Wyclif did not exclude tradition, and he was not in the modernist sense
entirely opposed to what Cardinal Newman called "the development of
doctrine." But he was about as close to sola Scriptura as the
fourteenth century got, and it was inconsistency with Scripture, or
contradiction of it in life and practice, that aroused the religious and
political criticism in his own and his followers' preaching.
This fact and, one supposes, the inevitable association with
contemporary fundamentalism, has caused two generations of English
medievalists to work hard to distance their favorite authors, notably
Langland and Chaucer, from any suggestion that they might have been
partisan to Wycliffite/Lollard sentiment. Since Arnold William's
article "Chaucer and the Friars" (Speculum 28 [1953]:
499-513), this prophylactic aversion has dominated, often blindly. It is
a merit of scholarship such as Fletcher's, as well as of some of
the later work of Anne Hudson and others, that it is becoming possible
to admit that great and intelligent poets of the fourteenth century
might well have found radical Christian principles--particularly ethical
principles--and even creedal propositions concerning ultimate verities
to be attractive. There is still resistance (it is marked even in
Fletcher's chapter 12, in which he updates John Fleming's
treatment of the Summoner's Prologue and Tale ("The
Antifraternalism of the Sommoner's Tale," Journal of English
and Germanic Philology 65 [1966]:688-700) to show that its
antifraternalism has a specifically Wycliffite and not merely
conventional continental register), but Fletcher's research still
goes to show that the line between "orthodoxy" and what
Wycliffites championed in the fourteenth century is far less clear than
Williams, D. W. Robertson Jr., and others thought to be the case. It is
well within the pale of the evidence to allow, as Fletcher does, that
"what does seem irreducibly true is that [Chaucer] was better
acquainted with Lollard thought than has been suspected" (299) and
that, as David Lawton, A. Blamires, and others have suggested, the
Lollards and Langland clearly had a wide range of fellow-sympathies. In
one of his most effective chapters Fletcher shows how the celebrated
sermon of Wyclif's colleague Nicholas Hereford, preached on
Ascension Day 1382 in Oxford, dovetails almost perfectly with the sermon
preached by Reason in the C-text of Piers Plowman.

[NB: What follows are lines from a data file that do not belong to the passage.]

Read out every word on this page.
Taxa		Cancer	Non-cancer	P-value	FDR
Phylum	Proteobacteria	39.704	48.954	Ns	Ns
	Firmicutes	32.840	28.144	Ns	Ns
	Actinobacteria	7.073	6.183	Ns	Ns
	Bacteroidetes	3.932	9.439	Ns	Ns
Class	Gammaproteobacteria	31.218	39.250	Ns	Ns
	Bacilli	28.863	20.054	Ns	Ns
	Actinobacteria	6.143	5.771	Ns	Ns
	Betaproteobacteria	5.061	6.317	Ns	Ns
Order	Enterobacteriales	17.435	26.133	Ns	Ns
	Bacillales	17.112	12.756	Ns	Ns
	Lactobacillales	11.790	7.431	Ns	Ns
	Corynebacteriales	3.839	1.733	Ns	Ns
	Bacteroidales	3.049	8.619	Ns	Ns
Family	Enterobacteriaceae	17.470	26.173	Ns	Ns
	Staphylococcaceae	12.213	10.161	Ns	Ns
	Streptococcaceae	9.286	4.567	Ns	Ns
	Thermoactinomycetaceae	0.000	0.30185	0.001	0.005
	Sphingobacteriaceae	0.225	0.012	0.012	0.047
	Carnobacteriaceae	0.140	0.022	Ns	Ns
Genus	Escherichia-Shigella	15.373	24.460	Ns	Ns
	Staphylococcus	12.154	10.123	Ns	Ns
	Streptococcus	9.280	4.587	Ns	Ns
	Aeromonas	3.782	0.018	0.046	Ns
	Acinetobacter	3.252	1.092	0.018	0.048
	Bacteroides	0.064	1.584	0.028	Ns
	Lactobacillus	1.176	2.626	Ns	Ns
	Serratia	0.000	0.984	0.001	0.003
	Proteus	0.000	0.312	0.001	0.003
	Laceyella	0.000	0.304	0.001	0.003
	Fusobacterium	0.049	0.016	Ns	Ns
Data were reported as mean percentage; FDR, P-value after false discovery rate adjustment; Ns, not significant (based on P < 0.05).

Fletcher is cautious to a fault perhaps or perhaps grudging in his
affirmation of scholars who say much the same thing as himself on these
and other issues. That is to be regretted. And for all of his
wonderfully thorough scholarship there are lapses; use of the term
status conjugiatorum ("the order of wedlock") to describe the
married laity (the term does not mean "the working class")
long predates the fifteenth century; the rank biblical illiteracy of the
old carpenter in the Miller's Tale is transparent satire on the
church's promotion of mindless obeisance in its resistance to
scriptural knowledge in Chaucer's time; the index is certainly
incomplete. But these are minor blemishes on what is after all a
splendid collection of essays and a work of fundamental interest both to
the literary historian and the historian of homiletics.